I recently went to see a touring production of a show featuring actor/ musicians – the current trend. It was dazzling throughout, with many of the actors playing several different instruments during the course of the 2 hours, as well as singing and dancing of course. A quick glance at the CVs in the programme revealed careers starting in the drama schools and then moving on to music colleges: at least some of these ‘actors’ were working MDs themselves.
Don’t get me wrong – good on them. It’s not their problem they are so multi-talented. Nor is it the fault of the originators of this actor/ musician trend, the Watermill Theatre at Newbury, an innovative theatre company who wanted to put on musicals while faced with a tiny stage, and came up with an imaginative solution. Director John Doyle and his brilliant orchestrators should be congratulated.
But it seems to me there is a problem here, an issue that Doyle and his team presumably never foresaw, a classic ‘unintended consequence’. The audience is getting live music in the theatre, but there is no live orchestra present, either in the pit or behind the scenes. No ‘working’ orchestral musician is being paid to work on that night, or any other night of the extensive tour: there is no job for them. If they are lucky they might be called for a cast recording, but nothing else. In other words, this is actually a very cheap way of touring a show, cutting out the ‘pit band middle man’ altogether. Many shows these days are performed to tracks, but at least the musicians are needed to record those tracks in the studio: now they are in danger of not being needed at all…

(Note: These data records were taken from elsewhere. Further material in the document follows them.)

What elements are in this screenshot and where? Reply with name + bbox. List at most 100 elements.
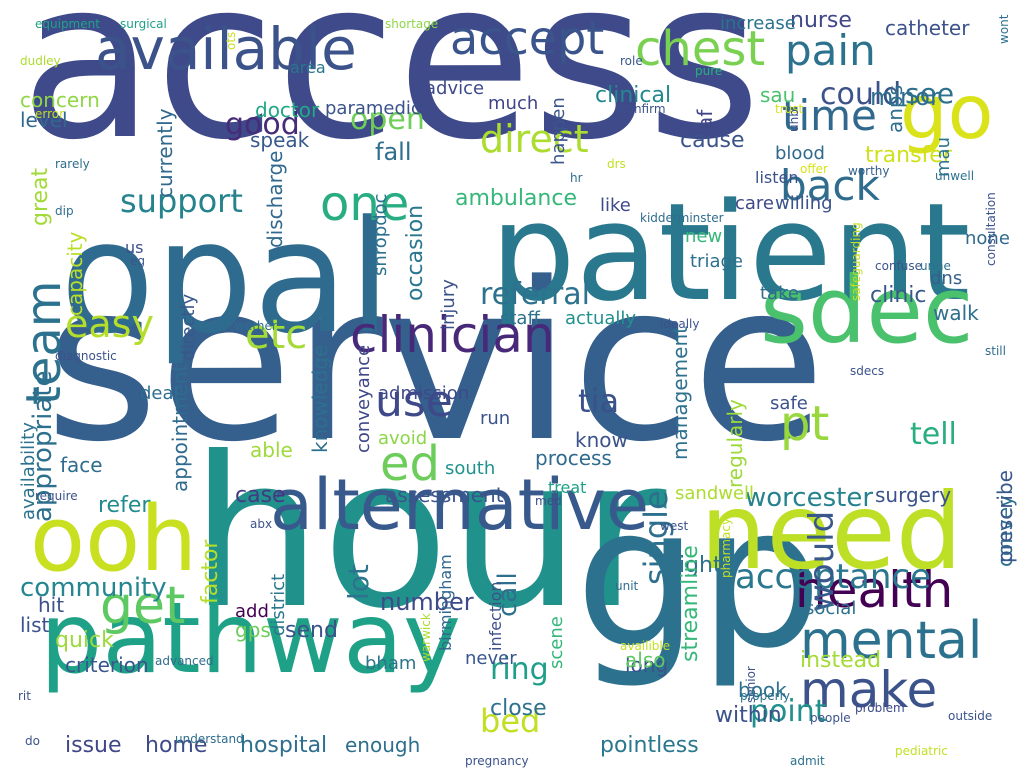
cloud-word: happen [548, 97, 569, 165]
cloud-word: factor [198, 539, 223, 605]
cloud-word: acceptance [735, 557, 932, 597]
cloud-word: new [685, 226, 723, 247]
cloud-word: sdec [760, 257, 974, 364]
cloud-word: anps [883, 84, 907, 133]
cloud-word: west [660, 519, 689, 533]
cloud-word: one [320, 176, 410, 232]
cloud-word: streamline [678, 545, 703, 662]
cloud-word: hr [570, 171, 583, 185]
cloud-word: access [20, 0, 762, 188]
cloud-word: long [625, 653, 669, 677]
cloud-word: support [120, 182, 243, 220]
cloud-word: quick [55, 628, 114, 653]
cloud-word: point [750, 694, 827, 729]
cloud-word: case [235, 483, 286, 508]
cloud-word: increase [720, 13, 796, 34]
cloud-word: ideally [660, 317, 700, 331]
cloud-word: district [268, 574, 289, 637]
cloud-word: occasion [403, 204, 428, 301]
cloud-word: abx [250, 517, 273, 531]
cloud-word: wont [997, 14, 1011, 44]
cloud-word: kidderminster [640, 211, 724, 225]
cloud-word: staff [500, 308, 540, 329]
cloud-word: also [625, 648, 666, 672]
cloud-word: dudley [20, 54, 61, 68]
cloud-word: injury [438, 278, 459, 330]
cloud-word: paramedic [325, 98, 421, 119]
cloud-word: process [535, 446, 612, 470]
cloud-word: speak [250, 128, 310, 152]
cloud-word: pointless [600, 733, 699, 758]
cloud-word: hour [190, 413, 667, 655]
cloud-word: pediatric [895, 744, 948, 758]
cloud-word: management [668, 326, 692, 460]
cloud-word: could [820, 77, 902, 112]
cloud-word: af [693, 109, 717, 129]
cloud-word: go [900, 68, 994, 156]
cloud-word: send [285, 618, 338, 643]
cloud-word: understand [175, 732, 244, 746]
cloud-word: dip [55, 204, 74, 218]
cloud-word: actually [565, 308, 637, 329]
cloud-word: direct [480, 117, 589, 161]
cloud-word: surgery [875, 483, 952, 507]
cloud-word: do [25, 734, 40, 748]
cloud-word: availability [18, 421, 39, 520]
cloud-word: community [20, 573, 167, 603]
cloud-word: service [45, 237, 826, 490]
cloud-word: diagnostic [55, 349, 117, 363]
cloud-word: catheter [885, 16, 970, 40]
cloud-word: fall [375, 138, 412, 166]
cloud-word: med [535, 494, 562, 508]
cloud-word: knowledge [308, 344, 332, 453]
cloud-word: mental [800, 611, 983, 671]
cloud-word: use [375, 376, 453, 427]
cloud-word: concern [20, 88, 100, 112]
cloud-word: number [380, 588, 474, 616]
cloud-word: gp [575, 464, 823, 691]
cloud-word: face [60, 453, 103, 477]
cloud-word: tia [578, 382, 620, 420]
cloud-word: advanced [155, 654, 214, 668]
cloud-word: referral [480, 277, 591, 312]
cloud-word: lot [342, 564, 375, 601]
cloud-word: us [125, 238, 144, 257]
cloud-word: wether [235, 319, 277, 333]
cloud-word: level [20, 108, 68, 132]
cloud-word: criterion [65, 653, 149, 677]
cloud-word: make [800, 661, 938, 719]
cloud-word: instead [800, 648, 882, 673]
cloud-word: listen [755, 168, 799, 187]
cloud-word: urine [920, 259, 951, 273]
cloud-word: refer [98, 493, 151, 518]
cloud-word: add [235, 601, 269, 622]
cloud-word: etc [245, 312, 308, 358]
cloud-word: discharge [263, 150, 287, 248]
cloud-word: book [738, 678, 787, 702]
cloud-word: accept [450, 11, 605, 65]
cloud-word: shropdoc [370, 193, 391, 277]
cloud-word: never [465, 648, 517, 669]
cloud-word: worthy [848, 164, 890, 178]
cloud-word: get [100, 576, 186, 636]
cloud-word: doctor [255, 98, 320, 122]
cloud-word: ots [224, 31, 238, 50]
cloud-word: willing [775, 193, 833, 214]
cloud-word: nurse [790, 8, 852, 33]
cloud-word: time [782, 91, 877, 140]
cloud-word: consultation [984, 192, 998, 267]
cloud-word: patient [490, 174, 971, 331]
cloud-word: admission [378, 383, 470, 404]
cloud-word: opal [60, 187, 392, 368]
cloud-word: much [488, 93, 539, 114]
cloud-word: role [620, 54, 643, 68]
cloud-word: eg [130, 254, 145, 268]
cloud-word: drs [607, 157, 626, 171]
cloud-word: know [575, 428, 628, 452]
cloud-word: problem [855, 701, 905, 715]
cloud-word: pt [780, 396, 830, 452]
cloud-word: still [985, 344, 1006, 358]
cloud-word: run [480, 408, 511, 429]
cloud-word: take [760, 283, 799, 304]
cloud-word: alternative [270, 464, 650, 546]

Does this matter? Not to the producers no, and probably not to the audience either – although it can be distracting when an actor stops speaking and produces a trumpet – but to those young musicians coming out of the music colleges and looking for work? I’d say it does matter, a lot. Of course there is still work for classic pit musicians in the West End and at places like the Chichester Festival Theatre, but for how much longer?
Perhaps it is time the MU looked into this – or am I missing something? I do hope so, or I will soon be missing a band altogether…is that what we want?